No system is perfect.

A professor questioned me as a witness at the "student council" hearing. I expected a student to do the job. The questions were all worded to make my testimony skew towards a guilty verdict, calling my own integrity into question. This is expected if there was a mechanism for an organized defense, but I was never questioned by the "defense attorney". I left the questioning disturbed and frankly afraid for the safety of my own academic record despite not having done anything wrong. Guilt by association. It felt like a witch hunt and a front for implicit faculty power. My friend still denies wrongdoing and had to rebuild their degree from scratch at another institution. They are still proud of the time spent at Rice, even though they feel their degree was taken away unfairly. The only evidence I heard against my friend was that they had made the same mathematical error as the other implicated party.

My first take-away from the situation was that organizations based on trust work well, but it is critical to have robust mechanisms in place for dealing with moments where that trust gets called into question. It is human nature to take trust away faster than it is given, even if it turns out there was no wrongdoing.

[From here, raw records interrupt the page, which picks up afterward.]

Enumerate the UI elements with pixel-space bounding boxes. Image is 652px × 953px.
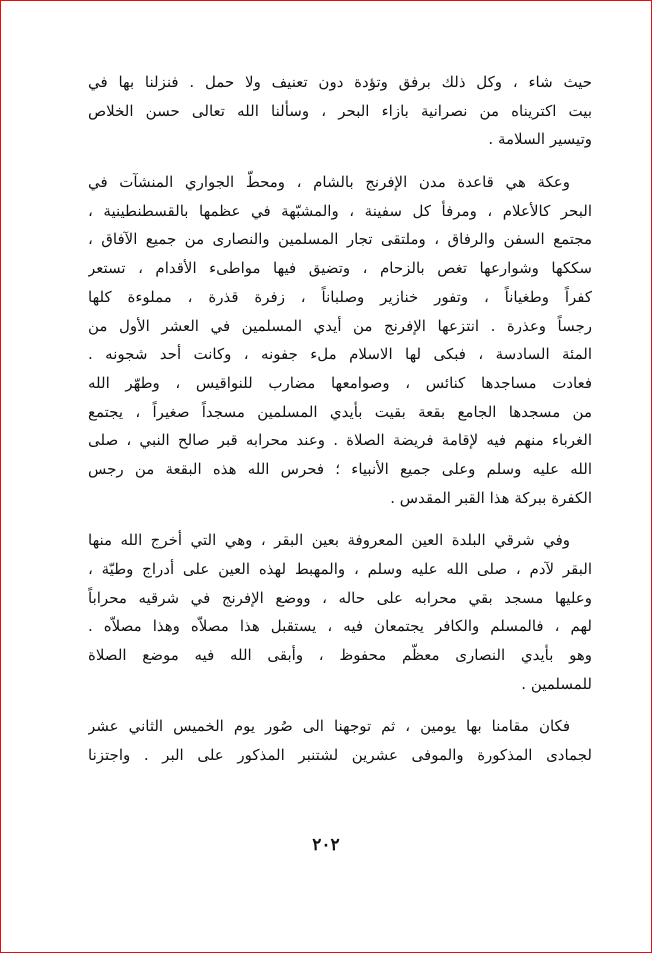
paragraph-4 xyxy=(88,712,592,769)
text-line: كفراً وطغياناً ، وتفور خنازير وصلباناً ، زفرة قذرة ، مملوءة كلها xyxy=(88,287,592,306)
page-number: ٢٠٢ xyxy=(312,835,340,855)
text-line: البحر كالأعلام ، ومرفأ كل سفينة ، والمشبّهة في عظمها بالقسطنطينية ، xyxy=(88,201,592,220)
book-page-text xyxy=(88,68,592,770)
text-line: وعليها مسجد بقي محرابه على حاله ، ووضع الإفرنج في شرقيه محراباً xyxy=(88,588,592,607)
text-line: للمسلمين . xyxy=(521,674,592,693)
text-line: وهو بأيدي النصارى معظّم محفوظ ، وأبقى الله فيه موضع الصلاة xyxy=(88,646,592,665)
text-line: الكفرة ببركة هذا القبر المقدس . xyxy=(390,488,592,507)
text-line: الله عليه وسلم وعلى جميع الأنبياء ؛ فحرس الله هذه البقعة من رجس xyxy=(88,459,592,478)
text-line: لهم ، فالمسلم والكافر يجتمعان فيه ، يستقبل هذا مصلاّه وهذا مصلاّه . xyxy=(88,617,592,636)
paragraph-1 xyxy=(88,68,592,154)
text-line: وعكة هي قاعدة مدن الإفرنج بالشام ، ومحطّ الجواري المنشآت في xyxy=(88,173,570,192)
text-line: لجمادى المذكورة والموفى عشرين لشتنبر المذكور على البر . واجتزنا xyxy=(88,746,592,765)
text-line: الغرباء منهم فيه لإقامة فريضة الصلاة . وعند محرابه قبر صالح النبي ، صلى xyxy=(88,431,592,450)
text-line: المئة السادسة ، فبكى لها الاسلام ملء جفونه ، وكانت أحد شجونه . xyxy=(88,345,592,364)
text-line: حيث شاء ، وكل ذلك برفق وتؤدة دون تعنيف ولا حمل . فنزلنا بها في xyxy=(88,73,592,91)
text-line: وتيسير السلامة . xyxy=(488,130,592,149)
text-line: بيت اكتريناه من نصرانية بازاء البحر ، وسألنا الله تعالى حسن الخلاص xyxy=(88,101,592,120)
text-line: فكان مقامنا بها يومين ، ثم توجهنا الى صُور يوم الخميس الثاني عشر xyxy=(88,717,570,736)
text-line: من مسجدها الجامع بقعة بقيت بأيدي المسلمين مسجداً صغيراً ، يجتمع xyxy=(88,402,592,421)
paragraph-3 xyxy=(88,526,592,698)
text-line: وفي شرقي البلدة العين المعروفة بعين البقر ، وهي التي أخرج الله منها xyxy=(88,531,570,550)
paragraph-2 xyxy=(88,168,592,512)
text-line: سككها وشوارعها تغص بالزحام ، وتضيق فيها مواطىء الأقدام ، تستعر xyxy=(88,259,592,278)
text-line: رجساً وعذرة . انتزعها الإفرنج من أيدي المسلمين في العشر الأول من xyxy=(88,316,592,335)
text-line: البقر لآدم ، صلى الله عليه وسلم ، والمهبط لهذه العين على أدراج وطيّة ، xyxy=(88,560,592,578)
text-line: مجتمع السفن والرفاق ، وملتقى تجار المسلمين والنصارى من جميع الآفاق ، xyxy=(88,230,592,249)
text-line: فعادت مساجدها كنائس ، وصوامعها مضارب للنواقيس ، وطهّر الله xyxy=(88,373,592,392)
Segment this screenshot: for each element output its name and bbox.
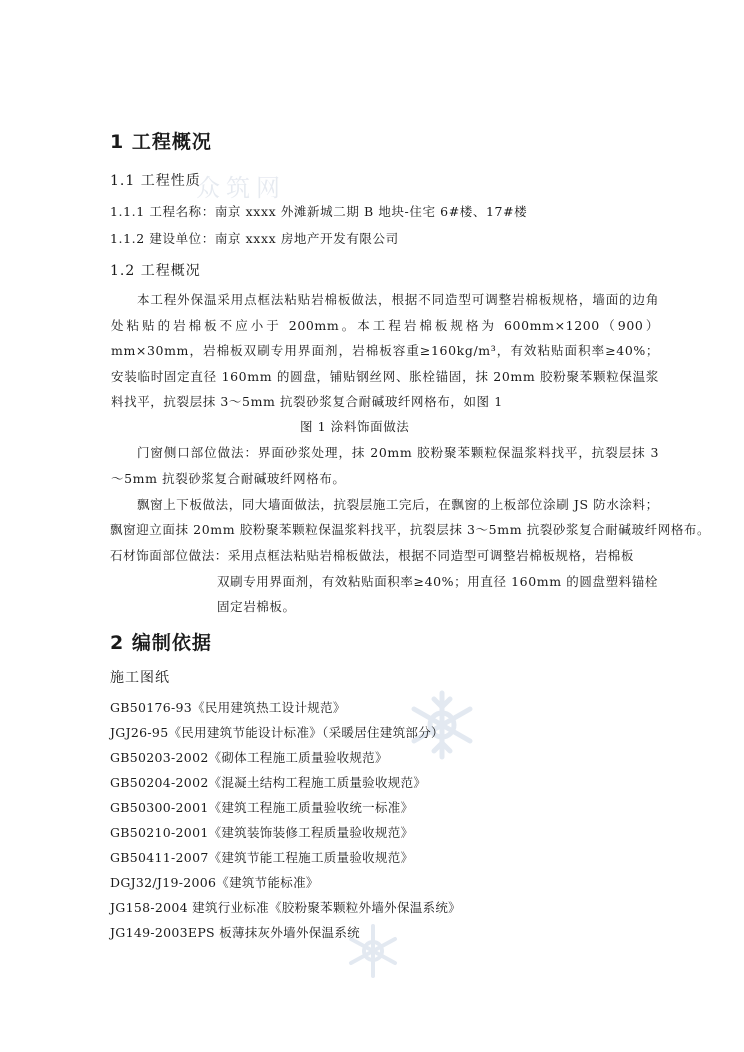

My second take-away is that organizations based on trust tend to punish violations disproportionately, especially if the violation reflects badly upon the group.

My third take-away (only realized years after the fact) was that trust-based systems tend to create a tyranny of implicit rules that tend to exclude newcomers (like students) unless specifically addressed.

I'm still very much in favor of a high-trust environment, but it is far from a cure-all. I find it's a prerequisite to a robust system, but must be paired with counterbalances.

For my beef with the Student Council, Rice was an overwhelmingly positive and nurturing experience. If I ever decide to get another degree, that's where I'll go, and I always recommend it to prospective students with an independent streak.